In 1975, Ken St. Andre approached Loomis with the new RPG he had developed:  Tunnels and Trolls. RPGs were still very new then, with Dungeons and Dragons the only published one. While the rules for D&D fell under copyright protection, the concept of roleplaying was not and Tunnels and Trolls, or T&T as players soon shortened it to, approached the genre with a much looser feel and more clearly written rules, making it the second published RPG. Loomis took 40 copies of the game to the Origins Game Fair and sold every copy, leading him to acquire the rights to T&T and bring a second edition of the game out under the FBI imprint. Loomis then wrote Buffalo Castle using the T&T rules, arguably the first solo RPG adventure, even pre-dating the “Choose your own Adventure” books . FBI’s newsletter SuperNova contained some of artist  Liz Danforth’s first work in the gaming field (FBI printed three magazines over time. The third, Sorcerer’s Apprentice, is still one of my favorites). In 1981, Loomis published  the first of the Grimtooth’s Traps books, one of the first RPG sourcebooks not tied to a specific system (although Judges’ Guild predated the release of the Grimtooth books, its early supplements were all tied to specific RPG systems such as D&D and RuneQuest).
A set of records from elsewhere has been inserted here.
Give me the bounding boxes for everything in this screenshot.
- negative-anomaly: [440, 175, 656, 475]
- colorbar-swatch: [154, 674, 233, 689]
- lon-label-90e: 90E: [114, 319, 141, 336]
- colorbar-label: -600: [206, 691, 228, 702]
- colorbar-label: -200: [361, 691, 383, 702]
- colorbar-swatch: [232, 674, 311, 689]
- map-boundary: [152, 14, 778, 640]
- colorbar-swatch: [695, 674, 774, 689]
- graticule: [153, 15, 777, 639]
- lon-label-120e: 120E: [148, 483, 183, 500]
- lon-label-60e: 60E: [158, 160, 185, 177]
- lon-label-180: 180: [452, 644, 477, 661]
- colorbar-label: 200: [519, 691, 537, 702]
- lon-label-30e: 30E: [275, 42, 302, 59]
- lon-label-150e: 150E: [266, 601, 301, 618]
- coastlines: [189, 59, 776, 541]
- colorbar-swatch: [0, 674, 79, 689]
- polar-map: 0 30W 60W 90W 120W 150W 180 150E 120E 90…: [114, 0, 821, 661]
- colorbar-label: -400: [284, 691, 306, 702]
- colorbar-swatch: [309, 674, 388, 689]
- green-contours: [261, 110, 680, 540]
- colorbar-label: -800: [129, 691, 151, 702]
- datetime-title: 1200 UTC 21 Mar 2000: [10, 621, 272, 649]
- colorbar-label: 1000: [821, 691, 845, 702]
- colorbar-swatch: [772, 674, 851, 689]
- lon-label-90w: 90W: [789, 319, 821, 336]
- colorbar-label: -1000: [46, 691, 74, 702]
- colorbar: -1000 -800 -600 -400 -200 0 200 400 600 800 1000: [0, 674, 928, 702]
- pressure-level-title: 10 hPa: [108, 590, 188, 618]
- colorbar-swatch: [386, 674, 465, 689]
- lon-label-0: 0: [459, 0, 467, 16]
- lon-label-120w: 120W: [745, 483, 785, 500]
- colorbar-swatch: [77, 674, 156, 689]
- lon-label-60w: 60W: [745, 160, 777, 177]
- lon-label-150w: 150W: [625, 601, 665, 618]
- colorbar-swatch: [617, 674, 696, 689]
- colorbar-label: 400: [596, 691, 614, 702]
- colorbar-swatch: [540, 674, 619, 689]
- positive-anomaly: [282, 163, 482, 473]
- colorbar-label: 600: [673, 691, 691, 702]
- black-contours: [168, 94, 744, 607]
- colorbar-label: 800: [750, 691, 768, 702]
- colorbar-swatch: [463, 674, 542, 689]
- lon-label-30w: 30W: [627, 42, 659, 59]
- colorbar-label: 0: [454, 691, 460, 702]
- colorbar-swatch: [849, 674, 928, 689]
In 1978, the Association of Game Manufacturers formed, soon renamed the Game Manufacturers Association, nee GAMA, and elected Rick temporary president and treasurer. He went on to serve as GAMA President for a number of terms, then moving to the President-Emeritus position, regularly attending board meetings. Loomis and Flying Buffalo were fixtures at both national and regional gaming conventions, setting up for decades in dealer and exhibit halls at Origins, GenCon, Eisen Game Fair and the GAMA Trade Show to name a few. After I got to know Rick, I learned we shared a fondness for Diet Mountain Dew, so if I knew he would have a booth at a convention , I made it a point to always bring in a couple of twelve packs of Diet Dew and drop them off at his booth.
Even with his veteran’s benefits, the family’s medical bills will run in the tens of thousands. If you are of a mind, you can contribute to the Go Fund Me campaign or purchase a Catalyst Bundle of Holding .

During the decades he spent in the industry, I never heard him speak a bad word about anyone and never heard anyone say anything negative about him. Thanks for everything Rick. The world is a better place because you were in it.